11. What are the legal challenges?
You do not want to fall victim to legal challenges, some industries are more complex than others, and it is your job as an entrepreneur to educate yourself on all the potential legal challenges your business could face in its given industry.
For example, the legal challenges of starting an eCommerce or blog, are different from starting your own driving school, or private health practice.
In the early days of most start-ups, small companies tend to sneak under the radar with a few things, however, as the business’s presence grows, small legal issues that were missed or neglected can quickly turn into legal complexities that can ultimately shut the business down. So, do thorough research, and if possible, get legal advice.
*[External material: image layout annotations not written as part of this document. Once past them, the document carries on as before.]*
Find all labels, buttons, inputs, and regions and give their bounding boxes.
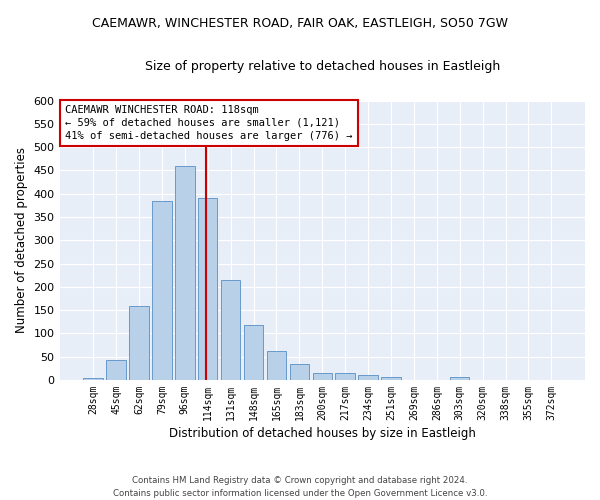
- Text: Contains HM Land Registry data © Crown copyright and database right 2024.
Contai: Contains HM Land Registry data © Crown c…: [113, 476, 487, 498]
- Bar: [244, 325, 263, 380]
- Bar: [358, 376, 378, 380]
- Bar: [175, 166, 194, 380]
- Bar: [290, 364, 309, 380]
- Bar: [313, 373, 332, 380]
- Title: Size of property relative to detached houses in Eastleigh: Size of property relative to detached ho…: [145, 60, 500, 73]
- Bar: [450, 376, 469, 380]
- X-axis label: Distribution of detached houses by size in Eastleigh: Distribution of detached houses by size …: [169, 427, 476, 440]
- Bar: [381, 376, 401, 380]
- Bar: [221, 280, 241, 380]
- Text: CAEMAWR WINCHESTER ROAD: 118sqm
← 59% of detached houses are smaller (1,121)
41%: CAEMAWR WINCHESTER ROAD: 118sqm ← 59% of…: [65, 104, 352, 141]
- Bar: [335, 373, 355, 380]
- Bar: [129, 306, 149, 380]
- Bar: [198, 198, 217, 380]
- Bar: [267, 350, 286, 380]
- Y-axis label: Number of detached properties: Number of detached properties: [15, 147, 28, 333]
- Text: CAEMAWR, WINCHESTER ROAD, FAIR OAK, EASTLEIGH, SO50 7GW: CAEMAWR, WINCHESTER ROAD, FAIR OAK, EAST…: [92, 18, 508, 30]
- Bar: [83, 378, 103, 380]
- Bar: [106, 360, 126, 380]
- Bar: [152, 200, 172, 380]
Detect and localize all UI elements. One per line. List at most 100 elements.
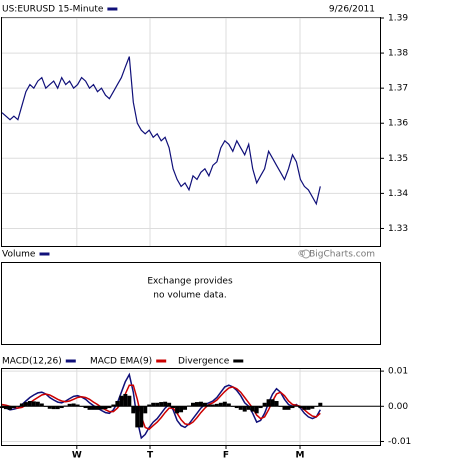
- divergence-bar: [266, 399, 271, 407]
- divergence-bar: [246, 406, 251, 410]
- divergence-bar: [155, 402, 160, 407]
- y-tick-label: 1.34: [388, 189, 408, 199]
- credit-icon: [301, 249, 311, 259]
- annotation: no volume data.: [153, 291, 226, 301]
- divergence-bar: [55, 406, 60, 410]
- divergence-bar: [318, 402, 323, 407]
- divergence-bar: [75, 404, 80, 407]
- divergence-bar: [171, 406, 176, 409]
- y-tick-label: 1.36: [388, 119, 408, 129]
- divergence-bar: [111, 404, 116, 407]
- divergence-bar: [3, 406, 8, 410]
- legend-label: MACD(12,26): [2, 357, 62, 367]
- x-tick-label: M: [296, 451, 305, 461]
- legend-label: MACD EMA(9): [90, 357, 152, 367]
- credit: © BigCharts.com: [297, 250, 375, 260]
- divergence-bar: [254, 406, 259, 414]
- divergence-bar: [7, 406, 12, 410]
- divergence-bar: [234, 406, 239, 409]
- divergence-bar: [159, 402, 164, 407]
- divergence-bar: [226, 403, 231, 407]
- divergence-bar: [59, 406, 64, 409]
- divergence-bar: [107, 406, 112, 409]
- divergence-bar: [238, 406, 243, 410]
- divergence-bar: [139, 406, 144, 428]
- divergence-bar: [95, 406, 100, 410]
- divergence-bar: [39, 403, 44, 407]
- divergence-bar: [290, 406, 295, 409]
- x-tick-label: W: [72, 451, 82, 461]
- divergence-bar: [151, 402, 156, 407]
- divergence-bar: [242, 406, 247, 412]
- volume-frame: [1, 262, 381, 345]
- divergence-bar: [115, 401, 120, 407]
- divergence-bar: [190, 402, 195, 407]
- divergence-bar: [99, 406, 104, 410]
- divergence-bar: [83, 406, 88, 409]
- divergence-bar: [306, 406, 311, 410]
- x-tick-label: T: [147, 451, 154, 461]
- legend-label: US:EURUSD 15-Minute: [2, 5, 104, 15]
- divergence-bar: [202, 402, 207, 407]
- divergence-bar: [0, 406, 4, 409]
- divergence-bar: [210, 404, 215, 407]
- divergence-bar: [147, 404, 152, 407]
- divergence-bar: [270, 399, 275, 407]
- divergence-bar: [310, 406, 315, 409]
- divergence-bar: [123, 393, 128, 407]
- divergence-bar: [71, 403, 76, 407]
- y-tick-label: 1.39: [388, 14, 408, 24]
- divergence-bar: [286, 406, 291, 410]
- divergence-bar: [19, 403, 24, 407]
- y-tick-label: 1.35: [388, 154, 408, 164]
- divergence-bar: [35, 401, 40, 407]
- y-tick-label: 1.38: [388, 49, 408, 59]
- divergence-bar: [175, 406, 180, 414]
- divergence-bar: [23, 402, 28, 407]
- divergence-bar: [87, 406, 92, 410]
- divergence-bar: [214, 403, 219, 407]
- legend-label: Volume: [2, 250, 36, 260]
- divergence-bar: [51, 406, 56, 410]
- divergence-bar: [119, 395, 124, 407]
- divergence-bar: [298, 406, 303, 409]
- divergence-bar: [11, 406, 16, 409]
- y-tick-label: 0.00: [388, 402, 408, 412]
- line: [1, 56, 321, 206]
- divergence-bar: [218, 402, 223, 407]
- divergence-bar: [167, 402, 172, 407]
- divergence-bar: [91, 406, 96, 410]
- divergence-bar: [103, 406, 108, 410]
- divergence-bar: [274, 401, 279, 407]
- price-frame: [1, 17, 381, 247]
- divergence-bar: [302, 406, 307, 410]
- divergence-bar: [163, 401, 168, 407]
- divergence-bar: [27, 401, 32, 407]
- divergence-bar: [262, 402, 267, 407]
- divergence-bar: [222, 401, 227, 407]
- divergence-bar: [282, 406, 287, 410]
- date: 9/26/2011: [329, 5, 375, 15]
- divergence-bar: [47, 406, 52, 409]
- divergence-bar: [67, 403, 72, 407]
- divergence-bar: [250, 406, 255, 412]
- divergence-bar: [206, 404, 211, 407]
- annotation: Exchange provides: [147, 277, 233, 287]
- divergence-bar: [183, 406, 188, 410]
- line: [1, 384, 321, 431]
- divergence-bar: [31, 401, 36, 407]
- divergence-bar: [131, 406, 136, 414]
- x-tick-label: F: [223, 451, 229, 461]
- divergence-bar: [127, 395, 132, 407]
- divergence-bar: [179, 406, 184, 413]
- divergence-bar: [194, 402, 199, 407]
- y-tick-label: 1.37: [388, 84, 408, 94]
- divergence-bar: [198, 401, 203, 407]
- divergence-bar: [258, 406, 263, 409]
- y-tick-label: 1.33: [388, 224, 408, 234]
- y-tick-label: 0.01: [388, 367, 408, 377]
- legend-label: Divergence: [178, 357, 230, 367]
- divergence-bar: [143, 406, 148, 414]
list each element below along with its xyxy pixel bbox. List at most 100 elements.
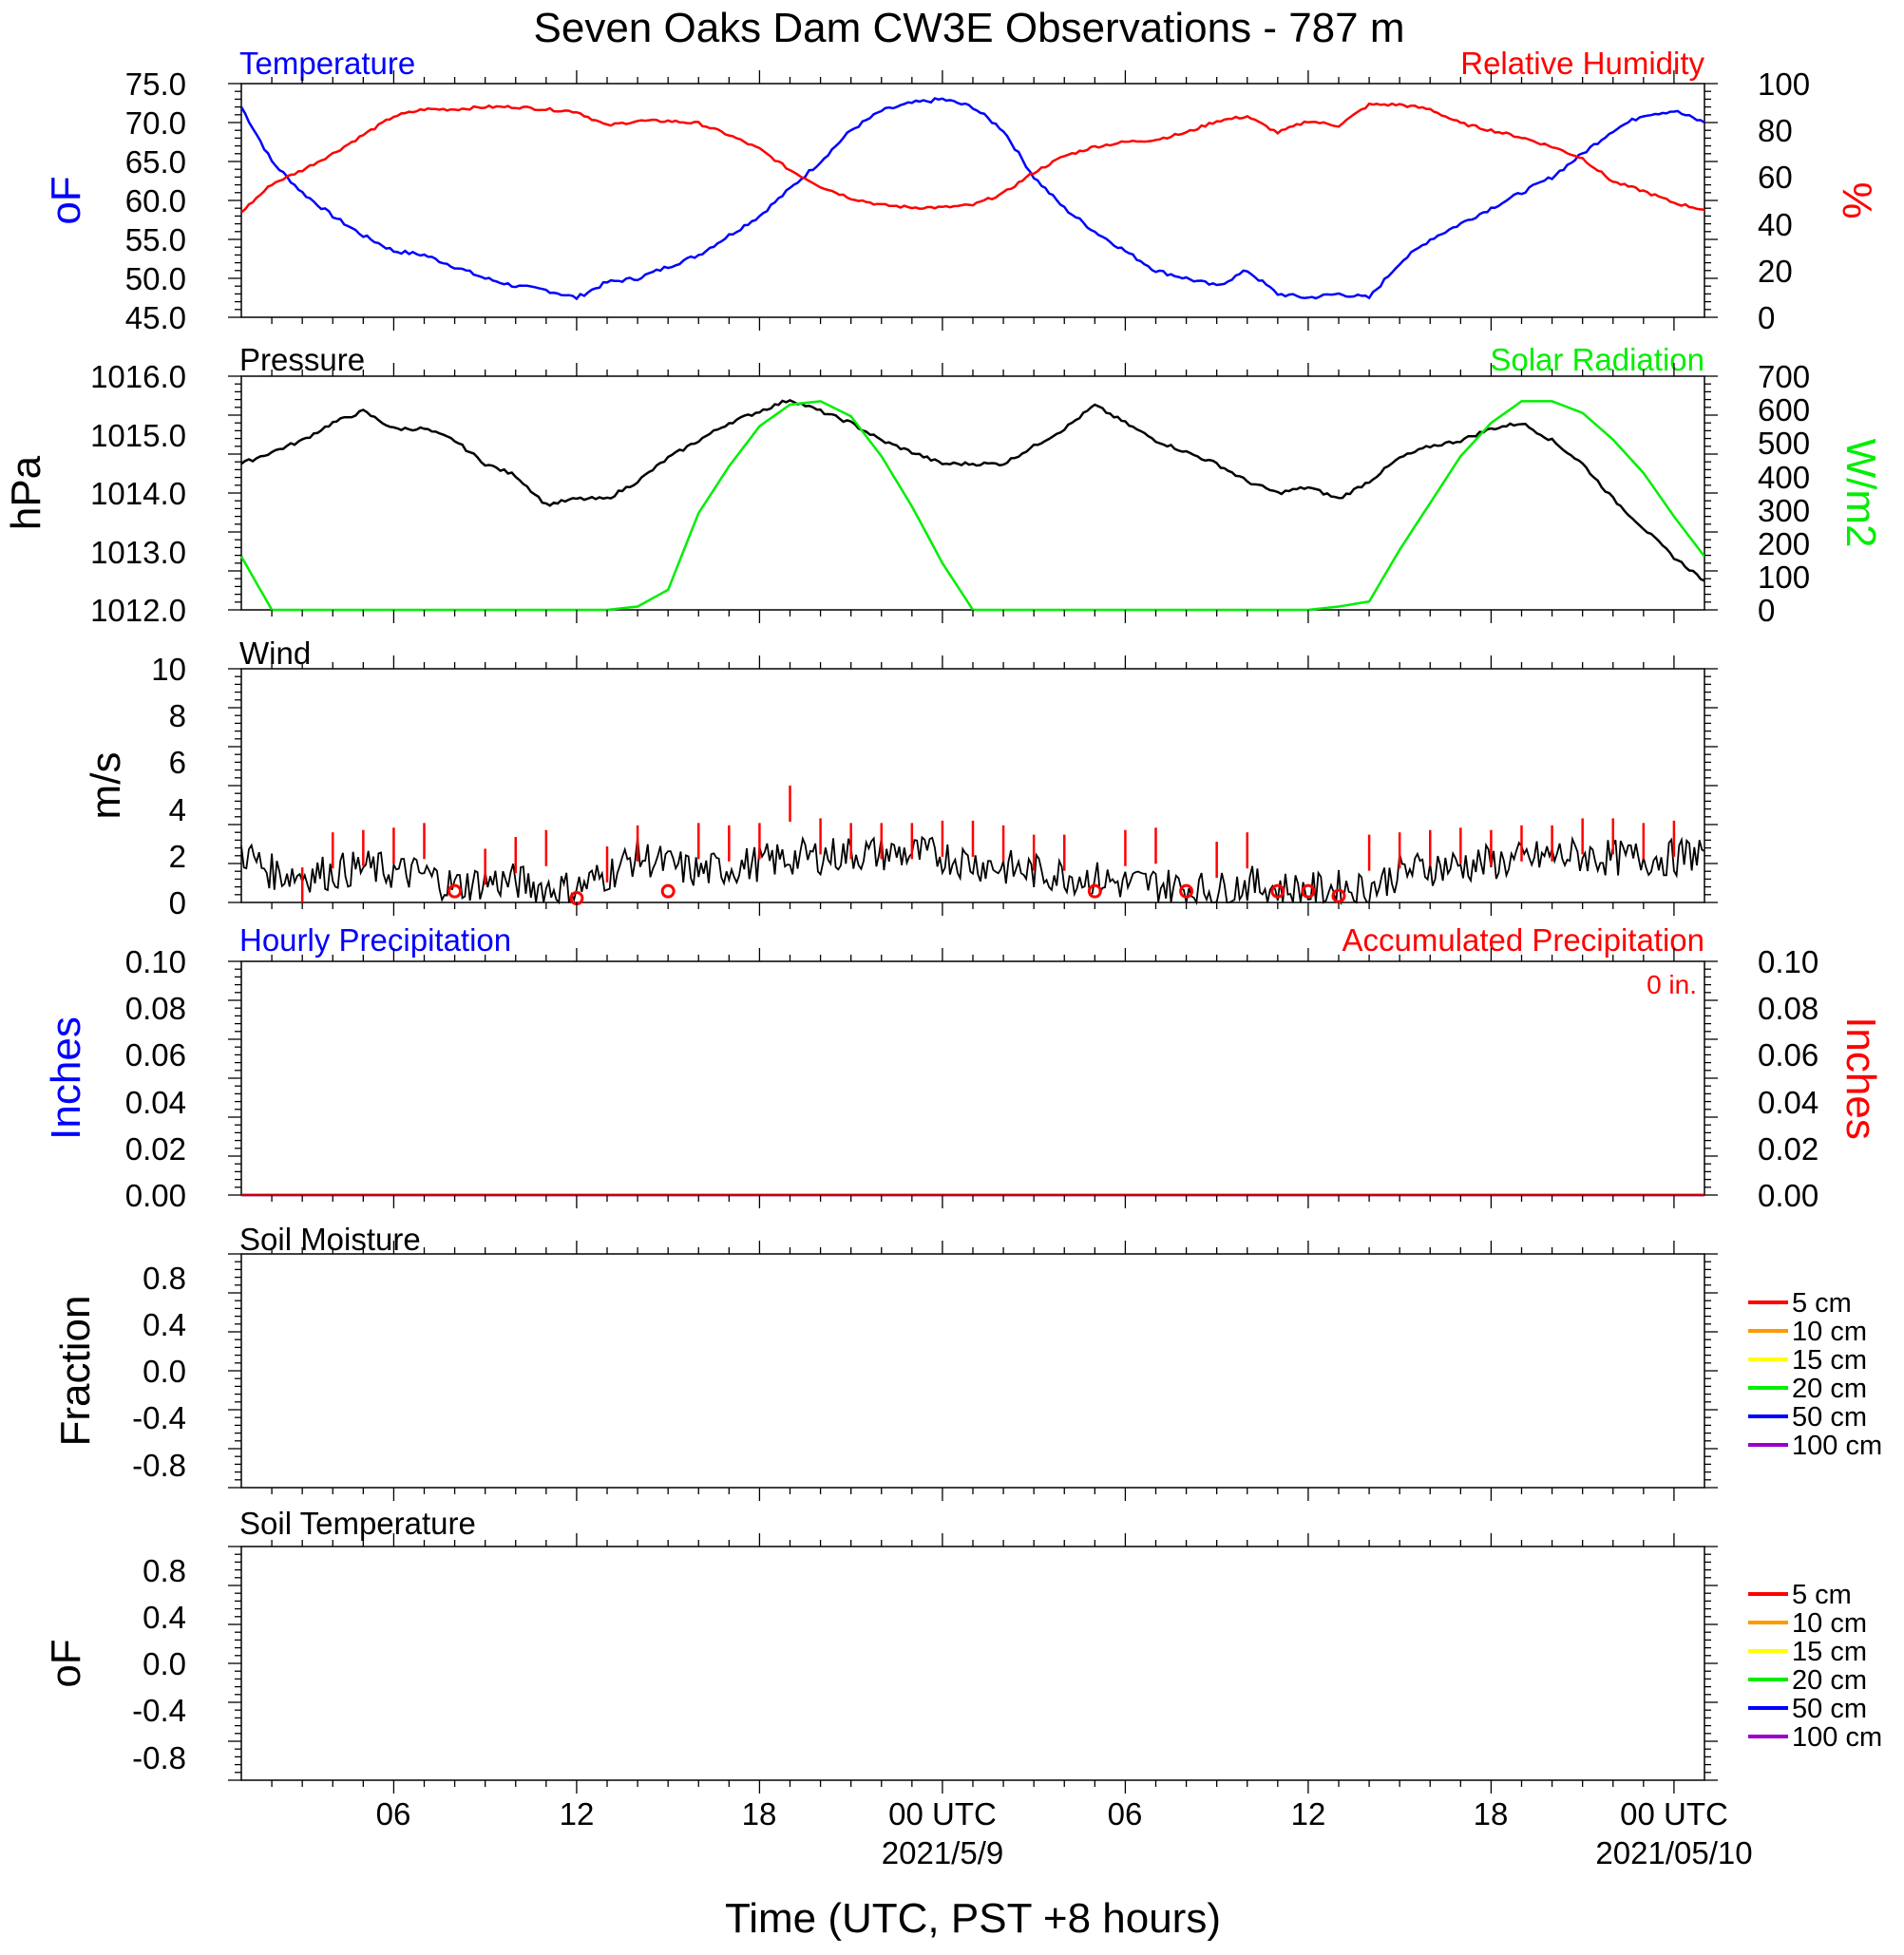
x-axis-labels: 06 12 18 00 UTC 06 12 18 00 UTC 2021/5/9… — [376, 1796, 1753, 1942]
rh-tick-label: 100 — [1758, 66, 1810, 102]
panel-wind: Wind 10 8 6 4 2 0 m/s — [83, 636, 1705, 921]
accum-tick-label: 0.02 — [1758, 1131, 1818, 1167]
soil-temperature-legend-label: 5 cm — [1792, 1580, 1852, 1610]
rh-tick-label: 80 — [1758, 113, 1793, 148]
x-tick-label: 00 UTC — [1620, 1796, 1728, 1832]
pressure-tick-label: 1012.0 — [90, 593, 186, 628]
accum-tick-label: 0.00 — [1758, 1178, 1818, 1213]
temp-left-ticks: 75.0 70.0 65.0 60.0 55.0 50.0 45.0 — [125, 66, 186, 335]
accum-precip-total: 0 in. — [1647, 970, 1697, 999]
wind-tick-label: 0 — [169, 885, 186, 921]
panel-frame — [240, 83, 1705, 318]
soil-temperature-tick-label: 0.4 — [143, 1600, 186, 1635]
soil-temperature-legend-label: 100 cm — [1792, 1722, 1882, 1753]
wind-title: Wind — [239, 636, 311, 671]
wind-tick-label: 8 — [169, 698, 186, 733]
chart-title: Seven Oaks Dam CW3E Observations - 787 m — [534, 5, 1405, 51]
wind-tick-label: 4 — [169, 792, 186, 827]
panel-frame — [240, 1546, 1705, 1781]
x-tick-label: 06 — [1108, 1796, 1143, 1832]
panel-soil-temperature: Soil Temperature 0.8 0.4 0.0 -0.4 -0.8 o… — [43, 1506, 1882, 1781]
temperature-title: Temperature — [239, 46, 415, 81]
precip-tick-label: 0.06 — [125, 1037, 186, 1072]
solar-tick-label: 600 — [1758, 392, 1810, 427]
soil-temperature-legend-label: 50 cm — [1792, 1694, 1867, 1724]
soil-temperature-legend-label: 15 cm — [1792, 1637, 1867, 1667]
wind-gust-calm-marker — [1270, 883, 1285, 899]
wind-unit-label: m/s — [83, 752, 129, 820]
pressure-tick-label: 1016.0 — [90, 359, 186, 394]
precip-tick-label: 0.08 — [125, 991, 186, 1026]
temp-unit-label: oF — [43, 176, 89, 224]
x-tick-label: 18 — [1474, 1796, 1509, 1832]
solar-tick-label: 0 — [1758, 593, 1775, 628]
soil-moisture-legend-label: 10 cm — [1792, 1317, 1867, 1347]
temperature-series-line — [239, 97, 1705, 301]
soil-moisture-legend-label: 50 cm — [1792, 1402, 1867, 1433]
hourly-unit-label: Inches — [43, 1016, 89, 1140]
soil-moisture-title: Soil Moisture — [239, 1222, 421, 1257]
x-tick-label: 06 — [376, 1796, 411, 1832]
x-tick-label: 00 UTC — [888, 1796, 997, 1832]
wind-tick-label: 6 — [169, 745, 186, 780]
rh-right-ticks: 100 80 60 40 20 0 — [1758, 66, 1810, 335]
solar-unit-label: W/m2 — [1837, 439, 1884, 548]
precip-tick-label: 0.04 — [125, 1085, 186, 1120]
pressure-tick-label: 1014.0 — [90, 476, 186, 511]
temp-tick-label: 50.0 — [125, 261, 186, 296]
pressure-tick-label: 1015.0 — [90, 418, 186, 453]
wind-gust-calm-marker — [1087, 883, 1102, 899]
temp-tick-label: 55.0 — [125, 222, 186, 257]
temp-tick-label: 60.0 — [125, 183, 186, 218]
soil-temperature-tick-label: 0.0 — [143, 1646, 186, 1681]
precip-right-ticks: 0.10 0.08 0.06 0.04 0.02 0.00 — [1758, 944, 1818, 1213]
accum-precip-title: Accumulated Precipitation — [1342, 922, 1704, 958]
axis-tick-marks — [228, 70, 1718, 1794]
temp-tick-label: 75.0 — [125, 66, 186, 102]
precip-left-ticks: 0.10 0.08 0.06 0.04 0.02 0.00 — [125, 944, 186, 1213]
solar-tick-label: 700 — [1758, 359, 1810, 394]
accum-tick-label: 0.10 — [1758, 944, 1818, 979]
temp-tick-label: 45.0 — [125, 300, 186, 335]
precip-tick-label: 0.10 — [125, 944, 186, 979]
rh-unit-label: % — [1834, 181, 1880, 218]
soil-moisture-tick-label: -0.8 — [132, 1448, 186, 1483]
soil-moisture-tick-label: 0.8 — [143, 1261, 186, 1296]
panel-temp-rh: Temperature Relative Humidity 75.0 70.0 … — [43, 46, 1880, 335]
panel-frame — [240, 668, 1705, 903]
soil-moisture-legend-label: 15 cm — [1792, 1345, 1867, 1376]
pressure-left-ticks: 1016.0 1015.0 1014.0 1013.0 1012.0 — [90, 359, 186, 628]
panel-frame — [240, 375, 1705, 611]
soil-temperature-title: Soil Temperature — [239, 1506, 476, 1541]
temp-tick-label: 65.0 — [125, 144, 186, 180]
panel-frame — [240, 1253, 1705, 1489]
solar-tick-label: 500 — [1758, 426, 1810, 461]
x-date-label: 2021/05/10 — [1595, 1835, 1752, 1870]
x-tick-label: 12 — [1291, 1796, 1326, 1832]
accum-tick-label: 0.04 — [1758, 1085, 1818, 1120]
panel-pressure-solar: Pressure Solar Radiation 1016.0 1015.0 1… — [3, 342, 1884, 628]
solar-tick-label: 400 — [1758, 460, 1810, 495]
x-tick-label: 12 — [560, 1796, 595, 1832]
precip-tick-label: 0.02 — [125, 1131, 186, 1167]
wind-tick-label: 10 — [151, 652, 186, 687]
soil-moisture-legend-label: 100 cm — [1792, 1431, 1882, 1461]
panel-soil-moisture: Soil Moisture 0.8 0.4 0.0 -0.4 -0.8 Frac… — [52, 1222, 1882, 1489]
solar-title: Solar Radiation — [1490, 342, 1704, 377]
pressure-series-line — [240, 399, 1705, 582]
accum-unit-label: Inches — [1837, 1016, 1884, 1140]
x-date-label: 2021/5/9 — [882, 1835, 1003, 1870]
solar-right-ticks: 700 600 500 400 300 200 100 0 — [1758, 359, 1810, 628]
humidity-title: Relative Humidity — [1460, 46, 1704, 81]
wind-gust-calm-marker — [1331, 888, 1346, 903]
humidity-series-line — [240, 102, 1705, 214]
pressure-tick-label: 1013.0 — [90, 535, 186, 570]
panel-frame — [240, 960, 1705, 1196]
soil-moisture-tick-label: 0.0 — [143, 1354, 186, 1389]
hourly-precip-title: Hourly Precipitation — [239, 922, 511, 958]
precip-tick-label: 0.00 — [125, 1178, 186, 1213]
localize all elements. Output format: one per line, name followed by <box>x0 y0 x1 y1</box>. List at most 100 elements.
12. Am I using my network/advisors?
Stop trying to do everything yourself – a tendency many entrepreneurs have. You need all the help you can get, so don’t be afraid to reach out for help, it can save you time, sweat, tears, and money. You ideally want your investors involved from the start.
Don’t forget that the majority of these investors have a lot of experience under their belts, you might be sitting with an issue that your investor can solve for you, but perhaps out of insecurity or fear of being seen as incompetent you fail to ask. But do remember, the investors see your success as their success, so of course, they want you to succeed, more money for you equals more money for them – Win, Win – at least in most cases.
Which question do you think is the most challenging for an entrepreneur to answer, and would you add on any other questions?